In this presentation, a new method is introduced for interpreting diagnostic fracture injection test (DFIT) data. The method is based on results from a three-dimensional hydraulic fracturing simulator (CFRAC) that allows fractures to retain aperture after mechanical closure. After closure, an empirical, non-linear joint closure law is used to relate fracture aperture and stiffness to the effective normal stress. Fracture closure increases fracture stiffness, which, in low permeability formations, causes an increase in the pressure derivative. The resulting pressure signal in a G-function analysis plot has often been incorrectly attributed to fracture height recession or closing of secondary transverse fractures, leading to a misidentification of closure pressure. Based on simulation results, best practices are offered for estimating closure pressure, which are validated with a series of numerical simulations and field examples.
The implications are important for hydraulic fracture modeling.
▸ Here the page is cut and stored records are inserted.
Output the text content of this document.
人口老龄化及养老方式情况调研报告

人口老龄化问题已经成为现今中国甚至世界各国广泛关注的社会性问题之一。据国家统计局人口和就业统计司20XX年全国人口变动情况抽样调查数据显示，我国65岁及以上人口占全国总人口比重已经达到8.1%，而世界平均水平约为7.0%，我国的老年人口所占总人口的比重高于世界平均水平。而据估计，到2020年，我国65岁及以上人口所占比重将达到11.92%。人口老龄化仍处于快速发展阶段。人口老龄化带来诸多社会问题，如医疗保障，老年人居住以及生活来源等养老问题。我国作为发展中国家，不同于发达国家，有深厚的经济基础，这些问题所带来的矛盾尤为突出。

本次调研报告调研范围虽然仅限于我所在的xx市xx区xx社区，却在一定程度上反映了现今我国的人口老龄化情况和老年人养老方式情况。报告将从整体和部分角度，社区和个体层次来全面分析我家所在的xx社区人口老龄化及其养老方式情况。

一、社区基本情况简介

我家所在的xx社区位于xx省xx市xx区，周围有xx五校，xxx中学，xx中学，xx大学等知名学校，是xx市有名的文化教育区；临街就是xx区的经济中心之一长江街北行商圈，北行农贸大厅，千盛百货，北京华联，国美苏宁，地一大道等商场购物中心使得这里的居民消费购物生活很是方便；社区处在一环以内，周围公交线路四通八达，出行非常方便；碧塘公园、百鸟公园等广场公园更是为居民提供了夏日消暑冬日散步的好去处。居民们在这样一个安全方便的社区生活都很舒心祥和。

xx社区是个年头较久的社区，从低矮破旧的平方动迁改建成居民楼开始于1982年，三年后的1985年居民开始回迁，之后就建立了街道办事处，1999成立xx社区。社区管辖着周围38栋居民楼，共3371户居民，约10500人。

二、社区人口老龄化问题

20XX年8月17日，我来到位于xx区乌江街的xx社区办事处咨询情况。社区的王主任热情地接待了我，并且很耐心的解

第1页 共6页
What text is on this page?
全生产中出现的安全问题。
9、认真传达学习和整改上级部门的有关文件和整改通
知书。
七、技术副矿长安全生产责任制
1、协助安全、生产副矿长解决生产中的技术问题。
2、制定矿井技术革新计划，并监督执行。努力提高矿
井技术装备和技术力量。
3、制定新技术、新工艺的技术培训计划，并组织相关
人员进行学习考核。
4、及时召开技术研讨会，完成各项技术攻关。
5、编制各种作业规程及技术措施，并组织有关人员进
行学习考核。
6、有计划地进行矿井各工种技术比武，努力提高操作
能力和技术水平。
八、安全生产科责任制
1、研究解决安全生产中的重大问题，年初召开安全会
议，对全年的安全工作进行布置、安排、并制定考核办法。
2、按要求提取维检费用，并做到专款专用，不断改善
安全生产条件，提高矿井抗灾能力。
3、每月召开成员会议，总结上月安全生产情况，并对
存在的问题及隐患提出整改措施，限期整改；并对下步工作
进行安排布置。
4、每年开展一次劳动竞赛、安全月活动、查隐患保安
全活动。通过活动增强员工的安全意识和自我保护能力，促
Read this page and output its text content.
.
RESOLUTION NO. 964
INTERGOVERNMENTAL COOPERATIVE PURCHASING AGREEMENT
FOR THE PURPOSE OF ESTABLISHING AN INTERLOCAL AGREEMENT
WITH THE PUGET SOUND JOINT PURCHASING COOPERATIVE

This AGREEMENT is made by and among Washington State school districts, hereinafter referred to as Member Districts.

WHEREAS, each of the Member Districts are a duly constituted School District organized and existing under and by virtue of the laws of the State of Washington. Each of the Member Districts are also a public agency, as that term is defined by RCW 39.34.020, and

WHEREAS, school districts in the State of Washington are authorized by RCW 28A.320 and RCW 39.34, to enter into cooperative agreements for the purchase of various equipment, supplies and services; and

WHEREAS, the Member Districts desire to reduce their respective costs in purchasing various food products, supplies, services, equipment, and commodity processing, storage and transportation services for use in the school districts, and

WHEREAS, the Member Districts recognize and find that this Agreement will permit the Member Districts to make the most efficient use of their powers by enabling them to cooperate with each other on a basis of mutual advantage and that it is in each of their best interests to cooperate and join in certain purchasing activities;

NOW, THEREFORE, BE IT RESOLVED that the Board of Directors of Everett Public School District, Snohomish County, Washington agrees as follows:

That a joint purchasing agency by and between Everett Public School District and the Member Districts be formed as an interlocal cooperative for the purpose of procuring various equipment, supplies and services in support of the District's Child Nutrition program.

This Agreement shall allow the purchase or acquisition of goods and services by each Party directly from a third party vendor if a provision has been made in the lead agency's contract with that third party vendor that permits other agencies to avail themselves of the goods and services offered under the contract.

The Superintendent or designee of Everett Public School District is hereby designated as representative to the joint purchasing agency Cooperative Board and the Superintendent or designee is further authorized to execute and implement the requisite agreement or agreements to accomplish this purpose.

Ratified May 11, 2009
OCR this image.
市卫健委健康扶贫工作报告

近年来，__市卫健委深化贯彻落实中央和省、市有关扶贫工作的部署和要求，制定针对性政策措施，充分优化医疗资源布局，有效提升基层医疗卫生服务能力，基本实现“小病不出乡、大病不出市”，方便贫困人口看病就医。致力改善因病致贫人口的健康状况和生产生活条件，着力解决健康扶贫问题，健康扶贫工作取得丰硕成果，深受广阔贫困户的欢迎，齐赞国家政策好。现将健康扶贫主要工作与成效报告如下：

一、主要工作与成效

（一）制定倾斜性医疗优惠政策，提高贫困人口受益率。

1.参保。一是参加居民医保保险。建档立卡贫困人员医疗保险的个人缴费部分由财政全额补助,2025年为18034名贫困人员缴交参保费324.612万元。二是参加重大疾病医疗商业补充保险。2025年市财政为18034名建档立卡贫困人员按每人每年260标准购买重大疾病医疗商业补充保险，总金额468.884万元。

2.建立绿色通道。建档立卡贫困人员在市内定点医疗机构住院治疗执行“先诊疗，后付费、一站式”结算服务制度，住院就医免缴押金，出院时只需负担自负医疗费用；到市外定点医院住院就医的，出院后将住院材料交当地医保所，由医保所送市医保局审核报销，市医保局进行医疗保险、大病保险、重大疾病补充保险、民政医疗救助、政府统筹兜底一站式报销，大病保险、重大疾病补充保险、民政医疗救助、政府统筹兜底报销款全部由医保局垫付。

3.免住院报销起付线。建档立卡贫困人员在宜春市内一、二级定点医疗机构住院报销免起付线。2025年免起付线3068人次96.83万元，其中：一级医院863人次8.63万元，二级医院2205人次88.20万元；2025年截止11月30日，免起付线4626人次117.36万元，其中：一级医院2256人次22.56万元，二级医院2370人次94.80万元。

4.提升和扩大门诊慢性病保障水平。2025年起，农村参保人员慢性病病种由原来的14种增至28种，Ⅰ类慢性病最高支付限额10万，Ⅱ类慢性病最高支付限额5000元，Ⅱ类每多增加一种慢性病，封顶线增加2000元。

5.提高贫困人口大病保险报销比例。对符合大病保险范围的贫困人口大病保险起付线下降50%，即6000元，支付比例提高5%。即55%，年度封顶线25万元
Using the new methodology, all historical DFIT data in a major unconventional play were reexamined and fracture closure pressure for interpretable tests needed to be adjusted upward by about 600 psi on average. This finding made necessary a reexamination of pressure-history-calibrated fracture models in which closure pressure was derived from the prior DFIT analysis. Yet the revised-upward in-situ stress greatly diminished or eliminated the need to aggressively invoke arbitrary adjustment parameters such as process zone stress in model calibration efforts.
In addition to the discussion on fracture closure, a system of DFIT consistency checks will be introduced to assess the reliability and robustness of interpreted reservoir stress (αh), pore pressure (pi) and fluid transmissibility (kh/μ). Field cases from various low permeability and unconventional reservoirs will be used to demonstrate key points.